分かりやすくするために、この記事では、BMSがアルゴリズムを用いて開始するバランス調整をアクティブバランス調整と定義し、抵抗器を用いてエネルギーを消散させるバランス調整をパッシブバランス調整と定義します。アクティブバランス調整はエネルギーの転送を伴うのに対し、パッシブバランス調整はエネルギーの消散を伴います。

バッテリーパックの基本設計原則
- 最初のセルが完全に充電されたら充電を停止する必要があります。
- 最初のセルが消耗したら放電を終了する必要があります。
- 弱い細胞は強い細胞よりも早く老化します。
- - 最も充電の弱いセルが最終的にバッテリーパックの限界となる'使用可能な容量(最も弱いリンク)。
- バッテリー パック内のシステム温度勾配により、平均温度が高い状態で動作するセルは弱くなります。
- バランス調整を行わないと、最も弱いセルと最も強いセルの間の電圧差は、充放電サイクルごとに拡大します。最終的には、あるセルは最大電圧に近づき、別のセルは最小電圧に近づき、パックの充放電能力が低下します。

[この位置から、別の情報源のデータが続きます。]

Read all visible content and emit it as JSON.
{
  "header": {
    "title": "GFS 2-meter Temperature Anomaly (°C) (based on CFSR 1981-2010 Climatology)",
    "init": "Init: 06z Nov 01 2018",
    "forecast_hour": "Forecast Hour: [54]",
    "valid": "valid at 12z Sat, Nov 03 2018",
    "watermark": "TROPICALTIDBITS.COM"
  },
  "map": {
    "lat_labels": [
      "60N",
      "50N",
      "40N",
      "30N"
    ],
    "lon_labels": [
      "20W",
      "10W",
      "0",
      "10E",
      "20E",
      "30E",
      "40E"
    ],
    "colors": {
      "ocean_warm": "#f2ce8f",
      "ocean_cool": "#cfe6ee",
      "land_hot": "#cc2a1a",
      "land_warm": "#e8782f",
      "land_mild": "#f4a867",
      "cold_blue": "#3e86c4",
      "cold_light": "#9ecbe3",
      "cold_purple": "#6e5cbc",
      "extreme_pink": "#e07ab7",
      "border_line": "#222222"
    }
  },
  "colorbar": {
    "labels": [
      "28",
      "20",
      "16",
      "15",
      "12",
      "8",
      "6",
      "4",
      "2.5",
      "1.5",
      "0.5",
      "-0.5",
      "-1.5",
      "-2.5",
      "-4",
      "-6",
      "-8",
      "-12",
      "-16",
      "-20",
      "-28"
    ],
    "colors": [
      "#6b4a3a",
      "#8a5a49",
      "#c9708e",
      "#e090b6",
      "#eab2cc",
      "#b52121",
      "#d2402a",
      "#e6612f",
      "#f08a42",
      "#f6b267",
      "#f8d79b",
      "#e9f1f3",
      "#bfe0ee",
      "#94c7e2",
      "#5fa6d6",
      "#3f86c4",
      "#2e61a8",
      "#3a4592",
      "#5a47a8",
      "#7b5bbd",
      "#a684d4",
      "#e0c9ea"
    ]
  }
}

時間の経過によるセルの不一致や設置時の温度条件の変化により、セルのバランス調整が不可欠です。
リチウムイオン電池は、主に充電ミスマッチと容量ミスマッチという2種類のミスマッチに直面します。充電ミスマッチは、同じ容量のセルでも充電量が徐々に変化することで発生します。容量ミスマッチは、初期容量が異なるセルを混在させて使用することで発生します。セルは、ほぼ同時期に同様の製造プロセスで製造された場合、一般的に良好なマッチングを示しますが、セルの供給元が不明であったり、製造方法に大きな違いがあったりすると、ミスマッチが発生する可能性があります。

アクティブバランシングとパッシブバランシング
1. 目的
バッテリーパックは多数の直列接続されたセルで構成されており、それらのセルは同一である可能性は低いです。バランス調整により、セル電圧の偏差が想定範囲内に抑えられ、全体的な使いやすさと制御性が維持され、損傷を防ぎ、バッテリー寿命を延ばすことができます。
2. デザインの比較
- パッシブバランシング:通常、抵抗器を用いて高電圧セルを放電し、余剰エネルギーを熱に変換します。この方法では他のセルの充電時間が長くなりますが、効率は低くなります。

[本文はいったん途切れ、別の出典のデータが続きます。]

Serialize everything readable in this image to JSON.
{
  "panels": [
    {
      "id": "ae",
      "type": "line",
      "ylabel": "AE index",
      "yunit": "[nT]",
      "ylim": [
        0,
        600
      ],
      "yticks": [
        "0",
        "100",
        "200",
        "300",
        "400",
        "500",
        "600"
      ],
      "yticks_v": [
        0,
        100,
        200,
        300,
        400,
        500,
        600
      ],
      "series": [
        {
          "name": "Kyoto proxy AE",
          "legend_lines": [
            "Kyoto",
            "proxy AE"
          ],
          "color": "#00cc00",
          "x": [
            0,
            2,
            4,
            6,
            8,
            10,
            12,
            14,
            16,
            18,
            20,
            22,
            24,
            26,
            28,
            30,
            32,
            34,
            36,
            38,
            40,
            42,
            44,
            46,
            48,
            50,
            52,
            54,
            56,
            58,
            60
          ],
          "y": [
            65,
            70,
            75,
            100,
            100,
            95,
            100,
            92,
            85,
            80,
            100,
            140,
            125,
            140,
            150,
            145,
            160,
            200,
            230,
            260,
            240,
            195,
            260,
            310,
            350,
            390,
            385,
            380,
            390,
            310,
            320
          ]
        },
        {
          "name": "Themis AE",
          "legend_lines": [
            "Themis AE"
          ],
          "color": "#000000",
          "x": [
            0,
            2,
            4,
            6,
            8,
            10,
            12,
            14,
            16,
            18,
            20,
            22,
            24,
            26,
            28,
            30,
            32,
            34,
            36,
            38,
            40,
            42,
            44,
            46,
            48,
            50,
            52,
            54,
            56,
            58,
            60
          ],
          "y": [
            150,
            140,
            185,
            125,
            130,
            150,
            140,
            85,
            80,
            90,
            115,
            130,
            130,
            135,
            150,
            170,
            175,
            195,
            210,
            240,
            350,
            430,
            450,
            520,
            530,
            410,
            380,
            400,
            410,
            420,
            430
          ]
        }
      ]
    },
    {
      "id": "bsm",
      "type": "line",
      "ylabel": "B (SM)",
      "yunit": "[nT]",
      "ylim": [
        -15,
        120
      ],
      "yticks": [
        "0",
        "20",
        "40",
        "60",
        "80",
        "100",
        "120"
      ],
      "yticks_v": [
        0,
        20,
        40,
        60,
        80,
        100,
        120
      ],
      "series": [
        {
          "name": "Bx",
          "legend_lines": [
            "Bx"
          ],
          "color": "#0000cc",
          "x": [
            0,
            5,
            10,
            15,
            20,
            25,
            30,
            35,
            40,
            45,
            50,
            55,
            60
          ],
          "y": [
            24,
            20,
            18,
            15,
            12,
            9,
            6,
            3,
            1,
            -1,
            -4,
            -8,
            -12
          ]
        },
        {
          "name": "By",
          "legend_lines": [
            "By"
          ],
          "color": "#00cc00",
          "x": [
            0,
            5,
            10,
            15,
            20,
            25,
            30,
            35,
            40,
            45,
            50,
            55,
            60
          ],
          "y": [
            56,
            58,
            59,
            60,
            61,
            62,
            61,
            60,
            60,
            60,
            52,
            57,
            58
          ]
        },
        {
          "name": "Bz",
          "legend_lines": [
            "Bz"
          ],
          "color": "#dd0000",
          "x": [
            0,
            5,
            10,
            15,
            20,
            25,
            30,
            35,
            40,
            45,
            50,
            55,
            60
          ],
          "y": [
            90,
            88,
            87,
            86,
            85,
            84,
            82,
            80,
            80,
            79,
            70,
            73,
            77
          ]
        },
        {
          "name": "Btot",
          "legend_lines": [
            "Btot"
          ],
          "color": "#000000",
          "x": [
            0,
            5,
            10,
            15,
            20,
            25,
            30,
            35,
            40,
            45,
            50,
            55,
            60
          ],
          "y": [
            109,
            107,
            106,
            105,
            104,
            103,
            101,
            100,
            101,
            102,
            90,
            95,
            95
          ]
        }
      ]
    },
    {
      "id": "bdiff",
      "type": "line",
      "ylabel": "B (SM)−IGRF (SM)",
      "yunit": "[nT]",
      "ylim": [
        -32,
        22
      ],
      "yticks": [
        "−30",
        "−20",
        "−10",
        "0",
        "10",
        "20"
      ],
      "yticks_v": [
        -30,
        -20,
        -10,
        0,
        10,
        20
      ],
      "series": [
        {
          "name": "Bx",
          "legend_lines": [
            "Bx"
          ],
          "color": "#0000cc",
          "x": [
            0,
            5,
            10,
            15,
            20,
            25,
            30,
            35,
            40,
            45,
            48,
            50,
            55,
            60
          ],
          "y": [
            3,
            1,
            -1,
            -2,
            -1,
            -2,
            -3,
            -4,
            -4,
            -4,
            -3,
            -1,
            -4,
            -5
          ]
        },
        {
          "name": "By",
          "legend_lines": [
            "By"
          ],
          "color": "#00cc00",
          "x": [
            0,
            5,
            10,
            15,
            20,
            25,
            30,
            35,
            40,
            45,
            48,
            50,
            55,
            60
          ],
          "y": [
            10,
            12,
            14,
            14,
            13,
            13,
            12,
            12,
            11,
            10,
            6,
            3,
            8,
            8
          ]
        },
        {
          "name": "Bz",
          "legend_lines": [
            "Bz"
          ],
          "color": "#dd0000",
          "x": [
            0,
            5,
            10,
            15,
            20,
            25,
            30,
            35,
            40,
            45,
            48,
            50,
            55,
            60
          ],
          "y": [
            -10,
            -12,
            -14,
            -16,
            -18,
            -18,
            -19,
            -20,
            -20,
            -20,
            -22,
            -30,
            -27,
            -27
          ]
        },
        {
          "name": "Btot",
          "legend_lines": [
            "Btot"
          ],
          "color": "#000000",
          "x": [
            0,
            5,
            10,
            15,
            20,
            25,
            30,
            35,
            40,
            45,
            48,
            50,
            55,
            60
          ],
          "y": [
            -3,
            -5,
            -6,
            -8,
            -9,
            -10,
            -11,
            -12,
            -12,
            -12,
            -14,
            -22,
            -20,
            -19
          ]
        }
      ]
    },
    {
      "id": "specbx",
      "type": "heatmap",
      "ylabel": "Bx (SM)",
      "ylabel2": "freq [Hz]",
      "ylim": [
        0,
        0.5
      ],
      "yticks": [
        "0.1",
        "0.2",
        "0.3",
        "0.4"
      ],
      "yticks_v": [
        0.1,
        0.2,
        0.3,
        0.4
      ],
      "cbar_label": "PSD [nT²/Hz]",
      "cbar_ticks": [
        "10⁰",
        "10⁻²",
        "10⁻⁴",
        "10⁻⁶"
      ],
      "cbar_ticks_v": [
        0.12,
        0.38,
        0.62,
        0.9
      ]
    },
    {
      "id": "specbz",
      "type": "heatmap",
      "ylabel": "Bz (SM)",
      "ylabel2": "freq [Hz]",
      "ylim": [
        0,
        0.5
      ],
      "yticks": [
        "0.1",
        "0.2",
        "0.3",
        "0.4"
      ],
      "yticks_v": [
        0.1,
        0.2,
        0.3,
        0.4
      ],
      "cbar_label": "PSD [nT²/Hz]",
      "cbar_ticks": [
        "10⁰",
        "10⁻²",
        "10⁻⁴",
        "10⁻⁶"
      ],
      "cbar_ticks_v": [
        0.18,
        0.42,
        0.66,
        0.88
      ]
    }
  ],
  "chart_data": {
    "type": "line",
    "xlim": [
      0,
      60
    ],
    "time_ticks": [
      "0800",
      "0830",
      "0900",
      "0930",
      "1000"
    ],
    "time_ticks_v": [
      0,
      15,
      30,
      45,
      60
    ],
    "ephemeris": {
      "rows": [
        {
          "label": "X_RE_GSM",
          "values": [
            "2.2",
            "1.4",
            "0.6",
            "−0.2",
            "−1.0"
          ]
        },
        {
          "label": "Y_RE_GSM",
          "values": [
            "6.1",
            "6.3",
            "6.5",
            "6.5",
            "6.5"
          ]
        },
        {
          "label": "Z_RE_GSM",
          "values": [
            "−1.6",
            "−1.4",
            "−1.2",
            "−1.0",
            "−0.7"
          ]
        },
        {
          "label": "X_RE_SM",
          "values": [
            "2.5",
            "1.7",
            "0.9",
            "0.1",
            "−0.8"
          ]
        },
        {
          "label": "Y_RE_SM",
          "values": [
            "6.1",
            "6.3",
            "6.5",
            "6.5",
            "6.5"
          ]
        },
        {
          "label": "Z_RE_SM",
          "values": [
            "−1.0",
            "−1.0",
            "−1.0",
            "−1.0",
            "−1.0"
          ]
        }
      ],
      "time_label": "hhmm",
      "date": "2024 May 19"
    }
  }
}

- アクティブバランシング:充放電サイクル中にセル内の電荷を再分配する複雑な技術で、充電時間を短縮し、放電時間を延ばします。一般的に、放電時にはボトムバランシング戦略、充電時にはトップバランシング戦略を採用します。
- 長所と短所の比較: パッシブバランス調整はよりシンプルで安価ですが、エネルギーが熱として無駄になり、バランス調整効果が遅くなるため、効率は悪くなります。 アクティブバランシングはより効率的で、セル間でエネルギーを転送することで全体的な使用効率を向上させ、より迅速にバランスを実現します。しかし、構造が複雑でコストが高く、これらのシステムを専用ICに統合することが困難です。

結論
BMSの概念は当初海外で開発され、初期のIC設計は電圧と温度の検出に重点を置いていました。その後、バランス調整の概念が導入され、当初はICに統合された抵抗放電方式が使用されました。このアプローチは現在では広く普及しており、TI、MAXIM、LINEARなどの企業がBMSチップを製造しており、中にはスイッチドライバをチップに統合しているものもあります。

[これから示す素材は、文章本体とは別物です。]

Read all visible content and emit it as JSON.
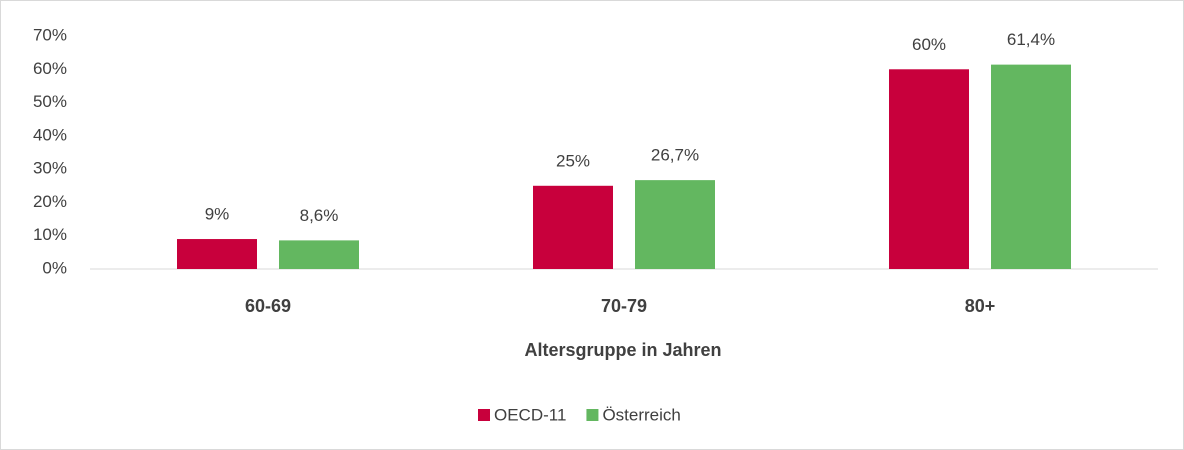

パッシブバランス調整の原理と図から、バッテリーパックを樽に例えると、セルは樽板のようなものです。エネルギーの高いセルは長い板、エネルギーの低いセルは短い板です。パッシブバランス調整では、長い板を「短くする」だけなので、エネルギーの無駄と非効率が生じます。この方法には、大容量パックでは放熱が大きく、バランス調整効果が遅くなるなどの制約があります。
一方、アクティブバランシングは「短い板を埋める」、つまり高エネルギーセルから低エネルギーセルへエネルギーを伝達することで、効率を高め、より迅速にバランスを実現します。しかし、スイッチマトリックスの設計や駆動装置の制御に課題があり、複雑さとコストの問題が生じます。
トレードオフを考慮すると、パッシブ バランシングは一貫性の高いセルに適している可能性がありますが、アクティブ バランシングは差異の大きいセルに適しています。